Kenya’s economy is increasingly facing domestic headwinds which are threatening 2017 growth unlike previous years when external shocks have been the biggest threat, a report by the state statistician says.
The country has a standing two-year $1.5 billion facility from the International Monetary Fund on standby to cushion against unforeseen external shocks, mainly on the shilling. The facility, renewed last month, was first signed in November 2014. Treasury has insisted the loan can only be tapped if the country faces “exogenous shocks”.
Domestic challenges are, however, threatening to cool the steam in the economy more than external shocks, the Kenya National Bureau of Statistics has warned in the 2017 Economic Survey published on Wednesday.
They include a biting drought that has hit the country since the last quarter of 2016, affecting farming, electricity generation and water supply.
Rising loan defaults and interest controls – introduced last September through the Banking (Amenedment) Act 2016 – have also resulted in tight credit markets. Banks have become cautious on lending, with growth in loans to the private sector hitting the lowest point since the country suffered deadly post-election skirmishes in late 2007 and early 2008.
Private sector credit growth fell to 4.3 per cent in December 2016 compared to more than 17 per cent a year earlier, Central Bank of Kenya data showed in January.
Growth in the agriculture sector, which accounts for about a quarter of Kenya’s national wealth, fell to four per cent last year from 5.5 per cent in 2015, the Economic Survey shows. This has been blamed on drought.

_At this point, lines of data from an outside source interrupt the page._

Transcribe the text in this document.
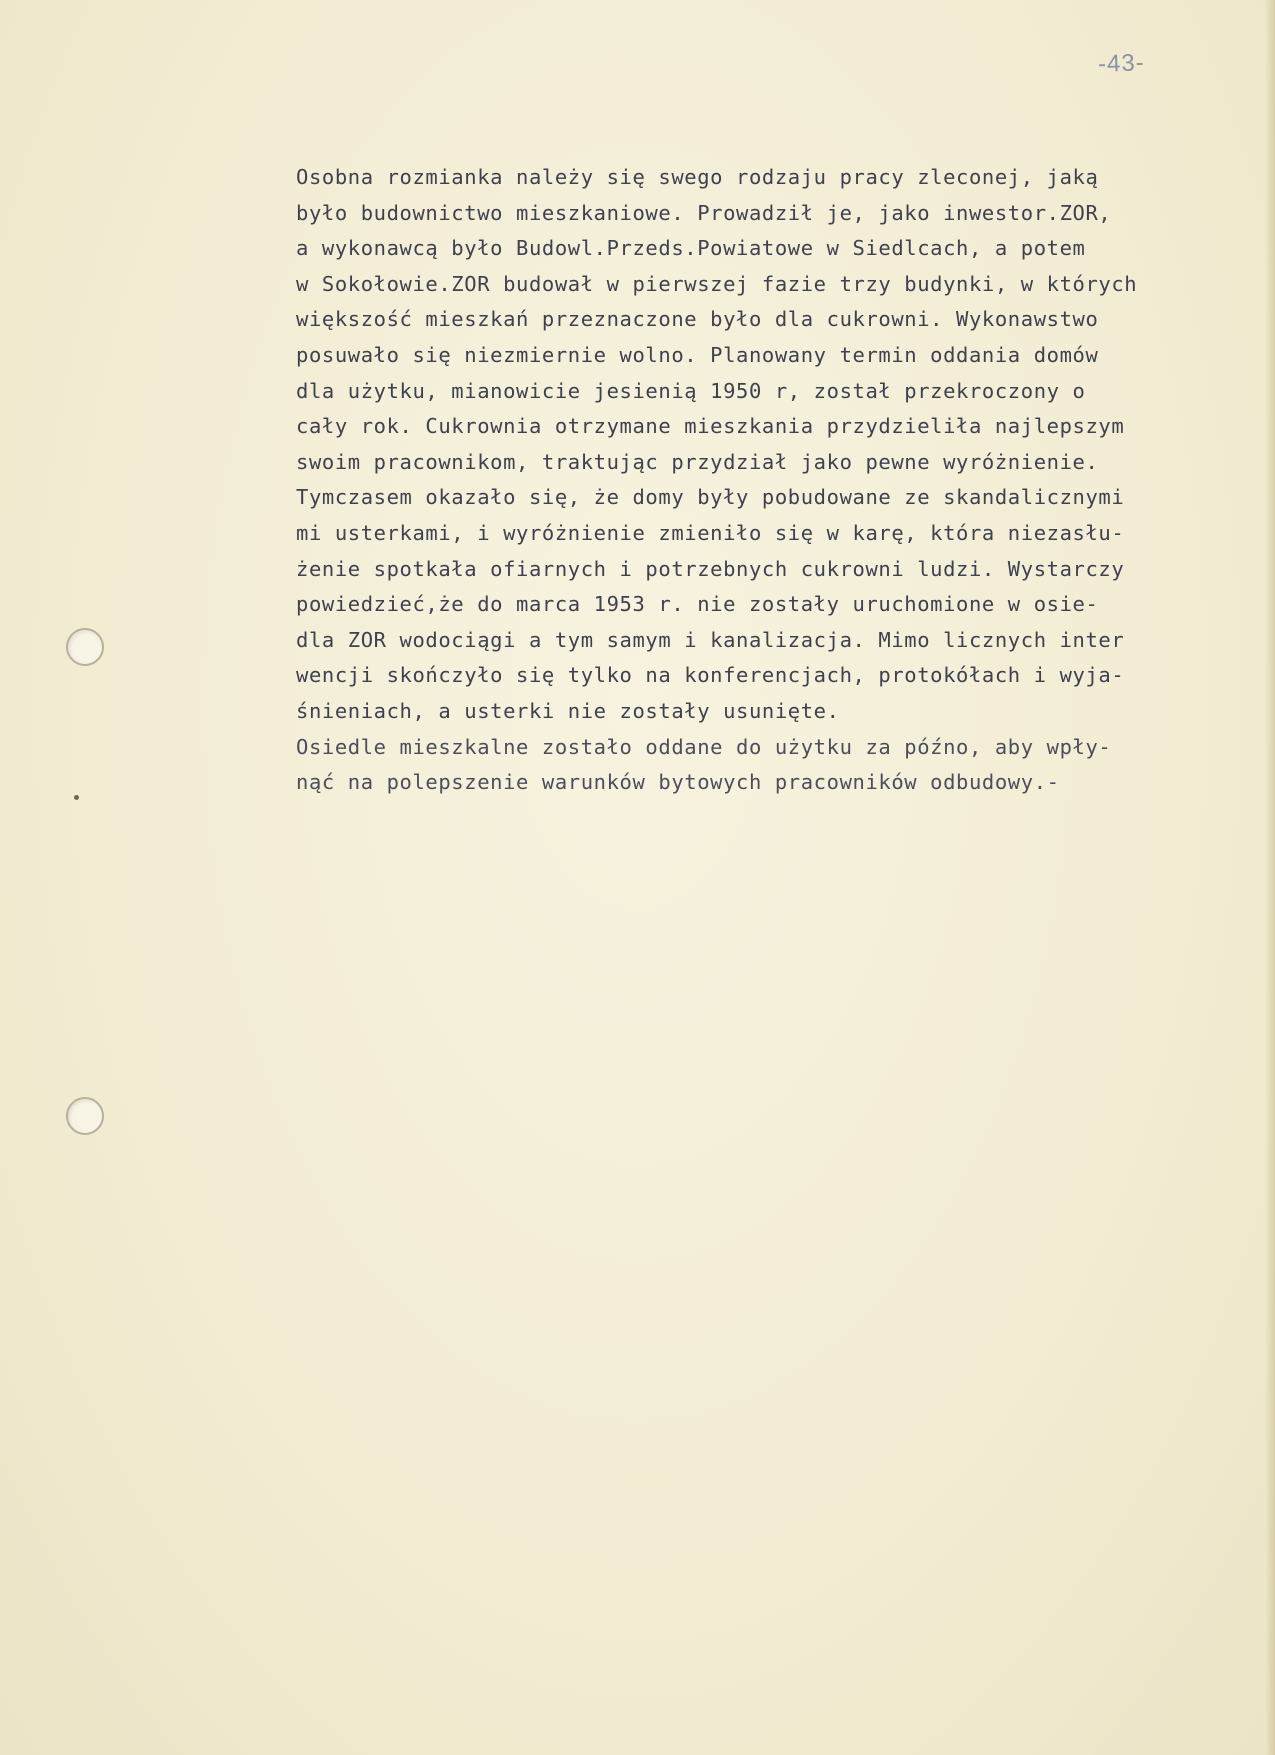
-43-
Osobna rozmianka należy się swego rodzaju pracy zleconej, jaką
było budownictwo mieszkaniowe. Prowadził je, jako inwestor.ZOR,
a wykonawcą było Budowl.Przeds.Powiatowe w Siedlcach, a potem
w Sokołowie.ZOR budował w pierwszej fazie trzy budynki, w których
większość mieszkań przeznaczone było dla cukrowni. Wykonawstwo
posuwało się niezmiernie wolno. Planowany termin oddania domów
dla użytku, mianowicie jesienią 1950 r, został przekroczony o
cały rok. Cukrownia otrzymane mieszkania przydzieliła najlepszym
swoim pracownikom, traktując przydział jako pewne wyróżnienie.
Tymczasem okazało się, że domy były pobudowane ze skandalicznymi
mi usterkami, i wyróżnienie zmieniło się w karę, która niezasłu-
żenie spotkała ofiarnych i potrzebnych cukrowni ludzi. Wystarczy
powiedzieć,że do marca 1953 r. nie zostały uruchomione w osie-
dla ZOR wodociągi a tym samym i kanalizacja. Mimo licznych inter
wencji skończyło się tylko na konferencjach, protokółach i wyja-
śnieniach, a usterki nie zostały usunięte.
Osiedle mieszkalne zostało oddane do użytku za późno, aby wpły-
nąć na polepszenie warunków bytowych pracowników odbudowy.-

“If the deceleration in growth of credit that started in 2016 continues, it is likely to constrain growth in 2017 especially in activities that are reliant on borrowing from commercial banks,” KNBS says in the annual report. “Due to the share of agricultural contribution to the gross domestic product, there will be a lower rural demand for goods and services.”
The economy is also projected to take a hit from increased competition in the manufacturing sector, as local industries encounter intensified competition in their traditional export markets.
“Local manufacturers have also continued to be affected by cheap imports and counterfeit goods,” KNBS director-general Zachary Mwangi said on Wednesday. “The impacts could further be experienced in sectors that have strong inter-linkages with these industries.”